Дом почти в центре, но за флигелем двор открыт, забора нет, какие-то на версту огороды, детский приют, пустырь, глинистый скат в слободскую балку. Оттуда могли прийти…

В шесть запирали парадное на болт и на крючок. Наглухо закрывались ставни, во всех квартирах зажигались керосиновые лампы, начиналась возня и стукотня. У Шмуклеров и у мясника гвоздями заколачивались на ночь обитые изнутри железом двери и ставни, на третьем этаже возили по полу чугунные ящики и сундуки, громоздя их куда-то, у Пучковских в мерзлой кухне и в боковой нежилой комнате, у окон и дверей, настораживали особую западню из ведер, табуретов, щеток и самоварной трубы, с таким расчетом, чтобы все с грохотом рухнуло при малейшем толчке.

Хлопотал Андрей Капитонович, щуплый, с красным слезящимся клювиком из-за поднятого воротника пальто. Старшая, Софочка, тоскливо слонялась мимо, ежила плечиком, нервно басила:

— Папочка, бросьте, смешно! Кого это испугает?

В восемь стихали стуки, мурлыкало пианино внизу, у Шмуклеров; дочь Шмуклеров, Фея, вывизгивала прилежно свои колоратуры из «Риголетто». Бриллиантам было тепло лежать где-то в крепких сундуках, старики примащивались под ужин, в железные ставни и двери ночь стучалась дико и бессильно. Ария Джильды звучала — будто кругом мир непоколебимо спокойных, обычных событий; барышне мечталось о многолюдных, ярко освещенных залах, где веселились и рукоплескали. Все это еще будет, будет…

И у мясника, в спертых заколоченных горницах, в красных пологах над дубовой постелью, в толстоногих комодах и стульях — тесно, тепло, блаженно. Выпить у шкафа рюмку разведенного спирта, пока перед ужином спит жена, сесть у абажура, развернуть толстую приходо-расходную книгу — там цифры мчат, как разогнанный под уклон поезд, само мчит блаженно и налаженно к зеркальным, к собственному гастрономическому на Проспекте.

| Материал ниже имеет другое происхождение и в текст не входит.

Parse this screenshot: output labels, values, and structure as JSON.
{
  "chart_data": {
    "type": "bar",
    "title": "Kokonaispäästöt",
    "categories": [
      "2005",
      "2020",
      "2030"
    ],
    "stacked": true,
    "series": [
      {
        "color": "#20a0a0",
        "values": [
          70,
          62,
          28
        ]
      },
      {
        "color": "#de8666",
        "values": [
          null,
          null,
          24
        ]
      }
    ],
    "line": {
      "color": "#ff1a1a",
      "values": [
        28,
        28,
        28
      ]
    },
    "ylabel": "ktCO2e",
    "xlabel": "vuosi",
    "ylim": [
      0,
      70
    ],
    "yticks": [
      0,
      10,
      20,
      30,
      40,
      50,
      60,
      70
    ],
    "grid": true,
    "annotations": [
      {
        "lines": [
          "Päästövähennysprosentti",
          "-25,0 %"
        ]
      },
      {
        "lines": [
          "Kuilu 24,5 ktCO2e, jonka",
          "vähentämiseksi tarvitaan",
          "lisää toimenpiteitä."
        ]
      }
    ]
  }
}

Хорошо, у кого сбываются сны!

Во втором этаже после желудевого кофе ложился в постель Андрей Капитонович, в фуфайке и жениной теплой кофте. У головы коптилка, в руках старый «Вестник Европы», на носу очки. В постели, в медлительно, по-старому рассказывающих страницах, отходили колючие унизительные дни, с несчастным бухгалтерством в финотделе, семейные дрязги, назойливые и прожорливые Шмуклеры. О, эти Шмуклеры, которые, задыхаясь, лезут из всех щелей, торопливо и цепко хватая жизнь — их дочерям манто, шикарная лакированная поступь по панелям, дорогие музыкальные курсы, все! А он уже слаб телом, ему нужно отдохнуть, не такую силу надо в ветрах, в упрямых зияющих пустырях…

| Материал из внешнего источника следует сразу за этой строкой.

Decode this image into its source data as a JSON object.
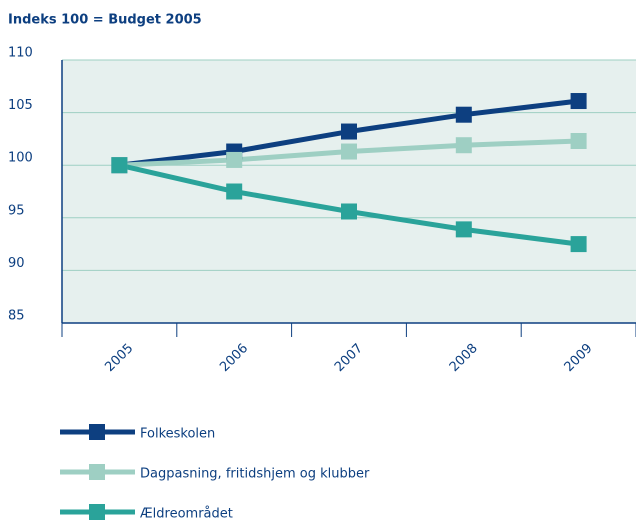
{
  "chart_data": {
    "type": "line",
    "title": "Indeks 100 = Budget 2005",
    "categories": [
      "2005",
      "2006",
      "2007",
      "2008",
      "2009"
    ],
    "series": [
      {
        "name": "Folkeskolen",
        "color": "#0d3f80",
        "values": [
          100,
          101.3,
          103.2,
          104.8,
          106.1
        ]
      },
      {
        "name": "Dagpasning, fritidshjem og klubber",
        "color": "#9ecfc3",
        "values": [
          100,
          100.5,
          101.3,
          101.9,
          102.3
        ]
      },
      {
        "name": "Ældreområdet",
        "color": "#2aa39a",
        "values": [
          100,
          97.5,
          95.6,
          93.9,
          92.5
        ]
      }
    ],
    "ylim": [
      85,
      110
    ],
    "yticks": [
      85,
      90,
      95,
      100,
      105,
      110
    ],
    "grid": true
  }
}
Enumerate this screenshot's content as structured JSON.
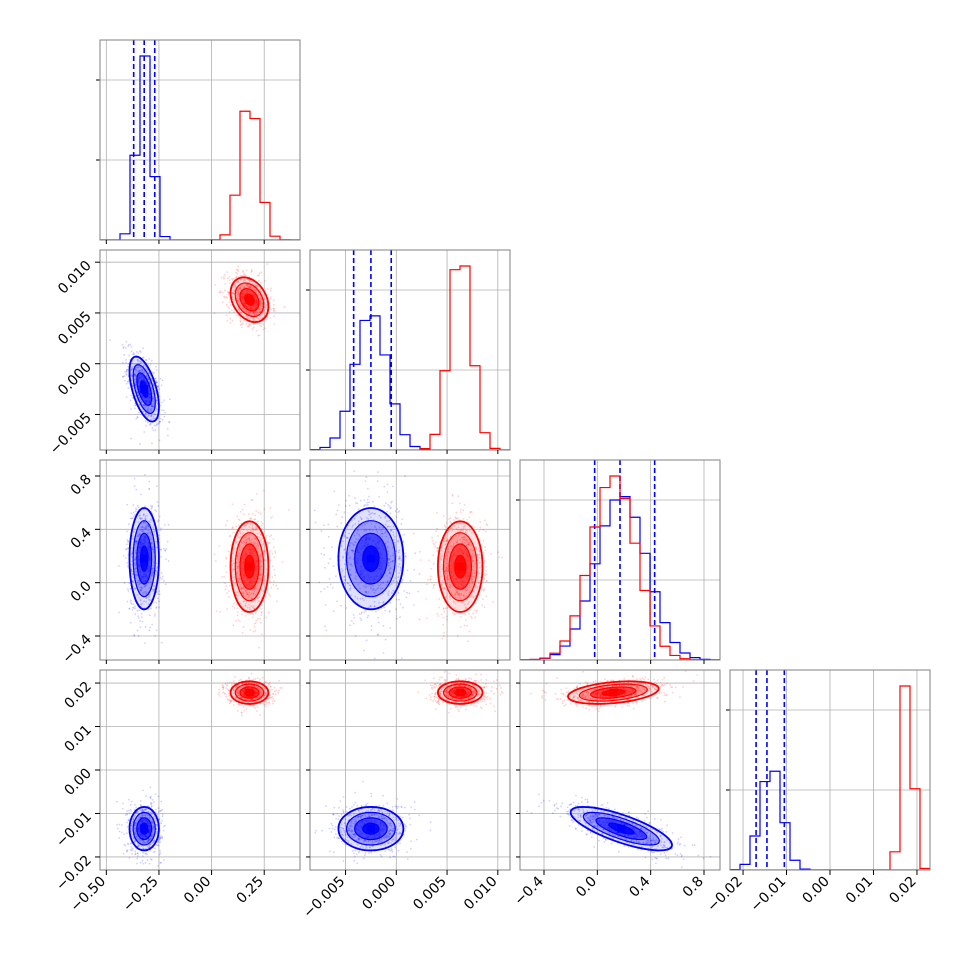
{
  "chart_data": {
    "type": "corner",
    "params": 4,
    "ranges": [
      [
        -0.53,
        0.42
      ],
      [
        -0.0085,
        0.0112
      ],
      [
        -0.58,
        0.92
      ],
      [
        -0.023,
        0.023
      ]
    ],
    "ticks": [
      {
        "values": [
          -0.5,
          -0.25,
          0.0,
          0.25
        ],
        "labels": [
          "−0.50",
          "−0.25",
          "0.00",
          "0.25"
        ]
      },
      {
        "values": [
          -0.005,
          0.0,
          0.005,
          0.01
        ],
        "labels": [
          "−0.005",
          "0.000",
          "0.005",
          "0.010"
        ]
      },
      {
        "values": [
          -0.4,
          0.0,
          0.4,
          0.8
        ],
        "labels": [
          "−0.4",
          "0.0",
          "0.4",
          "0.8"
        ]
      },
      {
        "values": [
          -0.02,
          -0.01,
          0.0,
          0.01,
          0.02
        ],
        "labels": [
          "−0.02",
          "−0.01",
          "0.00",
          "0.01",
          "0.02"
        ]
      }
    ],
    "colors": {
      "blue": "#0000ff",
      "red": "#ff0000",
      "grid": "#b0b0b0",
      "frame": "#808080"
    },
    "series": [
      {
        "color": "blue",
        "mean": [
          -0.32,
          -0.0025,
          0.18,
          -0.0135
        ],
        "sd": [
          0.035,
          0.0016,
          0.19,
          0.0025
        ],
        "corr": [
          [
            1,
            -0.55,
            0,
            0
          ],
          [
            -0.55,
            1,
            0,
            0
          ],
          [
            0,
            0,
            1,
            -0.75
          ],
          [
            0,
            0,
            -0.75,
            1
          ]
        ],
        "quantiles": [
          [
            -0.37,
            -0.32,
            -0.27
          ],
          [
            -0.0042,
            -0.0025,
            -0.0005
          ],
          [
            -0.02,
            0.17,
            0.43
          ],
          [
            -0.017,
            -0.0145,
            -0.0105
          ]
        ]
      },
      {
        "color": "red",
        "mean": [
          0.18,
          0.0063,
          0.12,
          0.0178
        ],
        "sd": [
          0.045,
          0.0011,
          0.17,
          0.0013
        ],
        "corr": [
          [
            1,
            -0.3,
            0,
            0
          ],
          [
            -0.3,
            1,
            0,
            0
          ],
          [
            0,
            0,
            1,
            0.35
          ],
          [
            0,
            0,
            0.35,
            1
          ]
        ],
        "quantiles": []
      }
    ]
  }
}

В зале за круглым столиком шуршало шитье на коленях у Веры Адамовны, шуршали листы старых варшавских журналов у барышень — по журналам, по иллюстрациям легче было вспомнить польский: документы на оптацию могли прийти каждый день. Шипела чугунная печка за японской ширмой (чтобы не нарушать стиля), на стене, в красноватом ламповом озарении — нет, не та — иная Вера Адамовна, с гордо приподнятым подбородком, с орлиным взметом бровей. Это тех времен, когда шумные вечерние приемы, с дочерями прогулки по магазинам — вдоль чудесных, опьяненных, затопленных вещами миров — дочери тогда в пейсиках, в капорах, в чулочках выше колен. И вечером — на варшавской квартире — бурный, ликующий о жизни гром рояля в раскрытое над городом окно.

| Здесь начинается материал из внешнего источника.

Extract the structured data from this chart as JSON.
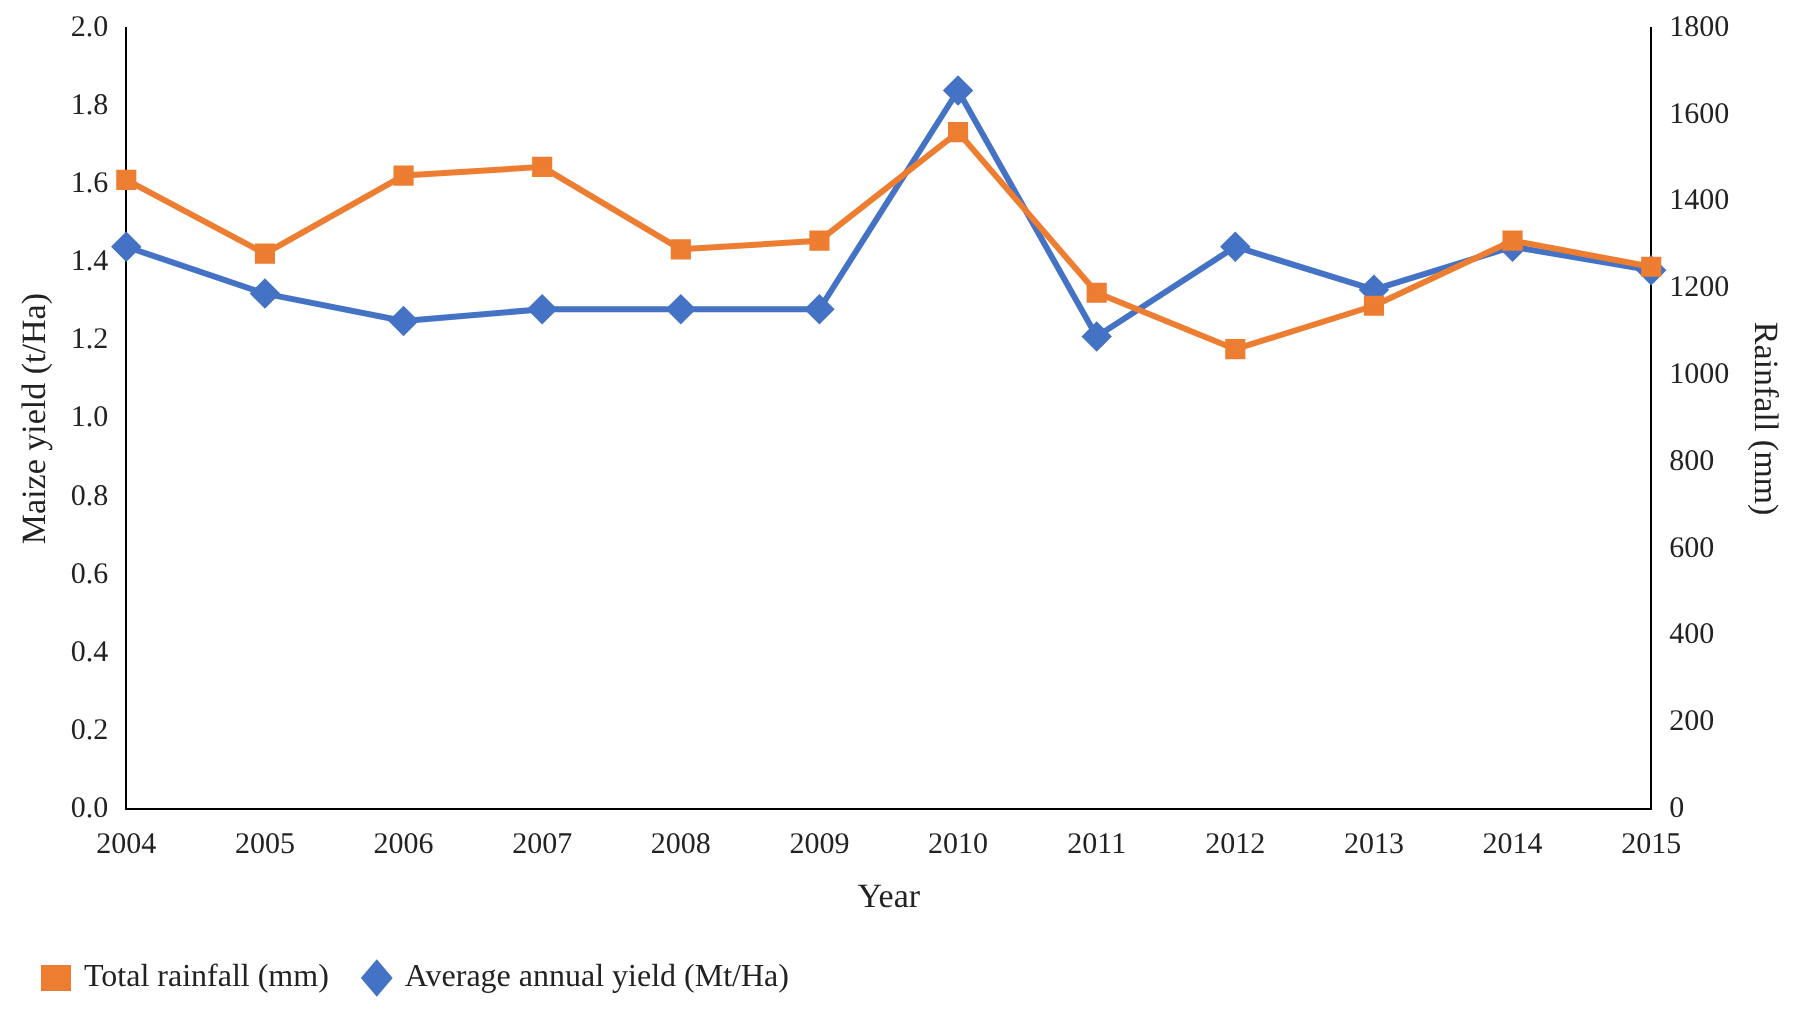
{
  "chart_data": {
    "type": "line",
    "xlabel": "Year",
    "ylabel": "Maize yield (t/Ha)",
    "y2label": "Rainfall (mm)",
    "categories": [
      "2004",
      "2005",
      "2006",
      "2007",
      "2008",
      "2009",
      "2010",
      "2011",
      "2012",
      "2013",
      "2014",
      "2015"
    ],
    "series": [
      {
        "name": "Average annual yield (Mt/Ha)",
        "color": "#4472c4",
        "marker": "diamond",
        "values": [
          1.44,
          1.32,
          1.25,
          1.28,
          1.28,
          1.28,
          1.84,
          1.21,
          1.44,
          1.33,
          1.44,
          1.38
        ]
      },
      {
        "name": "Total rainfall (mm)",
        "color": "#ed7d31",
        "marker": "square",
        "axis": "y2",
        "values": [
          1450,
          1280,
          1460,
          1480,
          1290,
          1310,
          1560,
          1190,
          1060,
          1160,
          1310,
          1250
        ]
      }
    ],
    "ylim": [
      0,
      2
    ],
    "yticks": [
      {
        "value": 0,
        "label": "0.0"
      },
      {
        "value": 0.2,
        "label": "0.2"
      },
      {
        "value": 0.4,
        "label": "0.4"
      },
      {
        "value": 0.6,
        "label": "0.6"
      },
      {
        "value": 0.8,
        "label": "0.8"
      },
      {
        "value": 1,
        "label": "1.0"
      },
      {
        "value": 1.2,
        "label": "1.2"
      },
      {
        "value": 1.4,
        "label": "1.4"
      },
      {
        "value": 1.6,
        "label": "1.6"
      },
      {
        "value": 1.8,
        "label": "1.8"
      },
      {
        "value": 2,
        "label": "2.0"
      }
    ],
    "y2lim": [
      0,
      1800
    ],
    "y2ticks": [
      0,
      200,
      400,
      600,
      800,
      1000,
      1200,
      1400,
      1600,
      1800
    ],
    "grid": false,
    "legend": "bottom left",
    "line_style": "solid"
  }
}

Об этом текут долгие рассказы, мерно, уютно, как щебет. Все могло бы быть опять, если бы у них, как у Шмуклеров или у мясников, у этих хамов… если бы у папы не больное сердце. Вере Адамовне грустно думать про дочерей. Софья изнервничалась, вместо курсов — на этой идиотской службе, которая почти ничего не дает. Выл жених, железнодорожный инженер или там техник, занимал в революцию ту заколоченную комнату. Софье он нравился: по вечерам, когда ложились все спать — по голодным и страшным тем вечерам, — хихикала, весенним ветром шепталась в темных уголках младость. Но тогда отговорили, потому что хам, потому что отец крестьянин, хохол из какой-то там Снигиревки, еще вопрется в комнаты, имеет право… Потом так чуть-чуть, так смутно стало жаль Вере Адамовне — маме: будто она виновата, что у грубой басовитой Софочки спрятанная, не рассказанная никому боль, что счастье, может быть, пропущено навсегда, что девичье, нежнейшее, единственное — тускло, неизжито идет на ущерб…

А вторая, Лидочка, со слезящимся клювиком, как у папы, с красным, словно обваренным лицом — глуха к жизни, к певучей радости всего, что бывает в двадцать два, любит под шаль, около мамы, только комнаты, дом, жадно поесть…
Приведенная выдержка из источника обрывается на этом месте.